Transformé en forteresse au cours du XIXe siècle et doté d’un mur défensif en briques d’argile crue, le mausolée a, depuis, été régulièrement rénové. Sur le site, il est possible de découvrir également plusieurs autres petits mausolées et des bains datant du XVIe siècle, utilisés jusqu’en 1975 et réhabilités depuis en musées.

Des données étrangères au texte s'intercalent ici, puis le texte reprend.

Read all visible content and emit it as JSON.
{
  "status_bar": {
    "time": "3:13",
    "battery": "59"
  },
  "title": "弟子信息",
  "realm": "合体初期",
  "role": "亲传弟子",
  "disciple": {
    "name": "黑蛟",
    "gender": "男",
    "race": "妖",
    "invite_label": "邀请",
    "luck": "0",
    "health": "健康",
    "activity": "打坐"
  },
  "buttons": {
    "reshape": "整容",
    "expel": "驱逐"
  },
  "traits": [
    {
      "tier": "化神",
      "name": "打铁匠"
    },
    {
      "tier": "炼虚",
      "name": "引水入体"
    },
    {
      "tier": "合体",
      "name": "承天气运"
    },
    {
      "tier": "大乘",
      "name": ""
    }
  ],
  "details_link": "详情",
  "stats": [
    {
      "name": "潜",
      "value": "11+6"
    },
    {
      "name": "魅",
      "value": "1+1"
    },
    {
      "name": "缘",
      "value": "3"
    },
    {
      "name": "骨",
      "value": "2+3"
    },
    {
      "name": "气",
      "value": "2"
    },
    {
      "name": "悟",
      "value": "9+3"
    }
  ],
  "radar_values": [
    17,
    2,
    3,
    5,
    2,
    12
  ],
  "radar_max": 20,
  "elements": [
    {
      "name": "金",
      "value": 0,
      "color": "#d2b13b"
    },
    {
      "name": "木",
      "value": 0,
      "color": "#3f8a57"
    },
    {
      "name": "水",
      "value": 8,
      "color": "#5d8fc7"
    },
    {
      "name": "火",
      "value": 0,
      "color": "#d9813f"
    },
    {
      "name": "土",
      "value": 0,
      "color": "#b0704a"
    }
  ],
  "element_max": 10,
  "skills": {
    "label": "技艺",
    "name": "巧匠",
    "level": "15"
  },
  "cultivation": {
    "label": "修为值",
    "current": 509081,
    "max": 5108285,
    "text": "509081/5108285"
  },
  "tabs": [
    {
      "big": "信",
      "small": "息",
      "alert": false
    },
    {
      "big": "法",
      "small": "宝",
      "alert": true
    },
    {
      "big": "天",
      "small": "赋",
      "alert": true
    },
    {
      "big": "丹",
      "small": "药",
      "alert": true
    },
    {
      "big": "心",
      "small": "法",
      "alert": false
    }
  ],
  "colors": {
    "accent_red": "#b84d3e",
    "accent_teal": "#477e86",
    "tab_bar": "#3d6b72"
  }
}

Delphine Darmency, Turkestan
L’Unesco aux aguets
Le site, classé depuis 2003 au Patrimoine de l’humanité de l’Unesco, retient, depuis quelques années, l’attention de l’organisation internationale. La cause de cette inquiétude? L’élaboration de la Mosquée des 2 000 prières dont les dimensions – notamment la hauteur – constitueraient un possible impact négatif sur le cadre du mausolée. Ainsi, dans son dernier rapport datant de 2014, l’institution «regrette qu’en dépit des assurances fournies par l’Etat partie, la hauteur des minarets n’ait été réduite qu’à 33,1 mètres au lieu de 26 mètres [initialement 38,5 mètres], et que la hauteur du dôme n’ait pas du tout été réduite [31,5 mètres] pour atteindre beaucoup moins que les 28 mètres recommandés par la mission consultative menée en 2010. Bien que la conception architecturale de la mosquée n’ait pas d’impact immédiat sur le cadre du mausolée, l’impact visuel possible en termes de hauteur reste préoccupant».